Former Secretary of State John Kerry said on Sunday that the United States paid a price for not enforcing former President Barack Obama's red line in Syria.
"We paid a price for the way it played out without the red line being enforced by the bombing," Kerry said on CBS's "Face the Nation."
In 2012, during the early days of the present Syrian civil war, Obama drew the now infamous "red line" when he stated the United States would intervene if Syrian President Bashar al-Assad used chemical weapons on his own people. In the fall of 2013, the Obama administration was working with Syrian and Russian leaders to ensure Assad's stockpile of chemical weapons would be turned over and destroyed. A deal was reached, and the Obama administration and fellow Democrats applauded the achievement. The agreement was struck a year after Obama drew the "red line" but the regime has since been accused multiple times by the United Nations and Organization for the Prohibition of Chemical Weapons (OPCW) of using chemical weapons.

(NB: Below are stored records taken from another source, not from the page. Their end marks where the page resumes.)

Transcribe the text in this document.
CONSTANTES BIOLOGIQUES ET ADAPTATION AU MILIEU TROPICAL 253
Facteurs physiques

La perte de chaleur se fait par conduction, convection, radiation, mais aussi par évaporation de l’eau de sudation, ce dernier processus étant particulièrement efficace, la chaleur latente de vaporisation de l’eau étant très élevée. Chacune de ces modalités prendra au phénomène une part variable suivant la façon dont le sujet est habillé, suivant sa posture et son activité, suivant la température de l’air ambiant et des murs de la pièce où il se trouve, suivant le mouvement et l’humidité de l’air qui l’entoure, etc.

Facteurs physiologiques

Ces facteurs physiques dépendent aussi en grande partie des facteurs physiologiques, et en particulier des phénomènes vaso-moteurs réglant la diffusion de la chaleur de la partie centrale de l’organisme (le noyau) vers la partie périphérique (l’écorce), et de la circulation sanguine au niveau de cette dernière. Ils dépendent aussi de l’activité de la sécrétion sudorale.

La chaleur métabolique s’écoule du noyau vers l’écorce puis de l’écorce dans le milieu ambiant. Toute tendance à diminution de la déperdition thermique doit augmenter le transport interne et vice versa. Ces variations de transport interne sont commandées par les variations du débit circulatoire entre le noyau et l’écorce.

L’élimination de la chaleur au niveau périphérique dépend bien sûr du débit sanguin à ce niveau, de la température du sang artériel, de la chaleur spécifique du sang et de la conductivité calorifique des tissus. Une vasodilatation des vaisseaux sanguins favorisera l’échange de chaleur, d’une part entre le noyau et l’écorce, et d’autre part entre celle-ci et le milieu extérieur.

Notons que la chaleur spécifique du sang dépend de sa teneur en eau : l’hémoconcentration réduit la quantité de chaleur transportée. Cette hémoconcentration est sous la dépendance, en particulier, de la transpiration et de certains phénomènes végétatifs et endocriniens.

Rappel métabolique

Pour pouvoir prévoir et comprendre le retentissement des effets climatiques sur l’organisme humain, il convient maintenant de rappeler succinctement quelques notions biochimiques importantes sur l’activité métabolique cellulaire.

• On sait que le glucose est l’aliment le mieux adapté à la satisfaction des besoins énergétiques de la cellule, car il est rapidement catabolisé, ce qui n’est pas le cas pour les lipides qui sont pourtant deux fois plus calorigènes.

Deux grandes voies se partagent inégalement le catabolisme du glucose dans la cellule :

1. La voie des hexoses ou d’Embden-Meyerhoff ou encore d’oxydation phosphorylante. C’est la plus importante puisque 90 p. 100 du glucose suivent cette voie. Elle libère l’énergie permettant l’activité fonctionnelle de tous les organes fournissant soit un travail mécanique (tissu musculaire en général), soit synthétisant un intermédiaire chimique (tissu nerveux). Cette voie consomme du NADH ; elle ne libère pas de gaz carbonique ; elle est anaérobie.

Despite not enforcing the red line, Kerry said the Obama administration completed it's objective by removing chemical weapons from Syria.
"But we got the chemical weapons out, which was the objective," Kerry said.
"Even though there have been chemical weapon attacks since then?" "Face the Nation" host Margret Brennan asked.
"We knew there were precursor chemicals and we knew that there was chlorine. Those aren't declared. That's just the vagary of the system by which they measure chemical weapons," Kerry said.
"But there have been sarin gas attacks since then, under the Trump administration," Brennan interrupted.
"That's correct. Absolutely correct," Kerry said. "I supported President Trump's response to those partially. I supported use of force, but I don't support just a one-off where you drop a few bombs there's no follow up diplomacy and no additional effort to try to use the leverage you get out of doing that."
In May 2015, Bloomberg reported that Assad used chemical weapons after the Obama administration declared Syria had turned over its entire stockpile. Obama dismissed the report and said chlorine is not "historically" considered a chemical weapon, despite the fact chlorine gas was one of the world's first chemicals weaponized for modern warfare.
Brennan pushed back on Kerry's defense of the administration, saying the administration paid a price for Obama's refusal to enforce his red line.
"You paid a price. The red line moment has come to for many critics of President Obama define his foreign policy and define it as weak for not backing up a threat," Brennan said.
"For many people, that's exactly what I ran into. I ran into that in the Middle East; it is something that I had to push back against for a long period of time. And that's why I say perceptions. Perceptions matter, obviously, in everything. But I don't think it's fair in terms of the president 'being weak,'" Kerry said. "The president took a lot of very tough positions and did a lot of things that shows the president who had very clear moral compass as well as very clear – very clear set of values and principles by which he knew he could protect our country."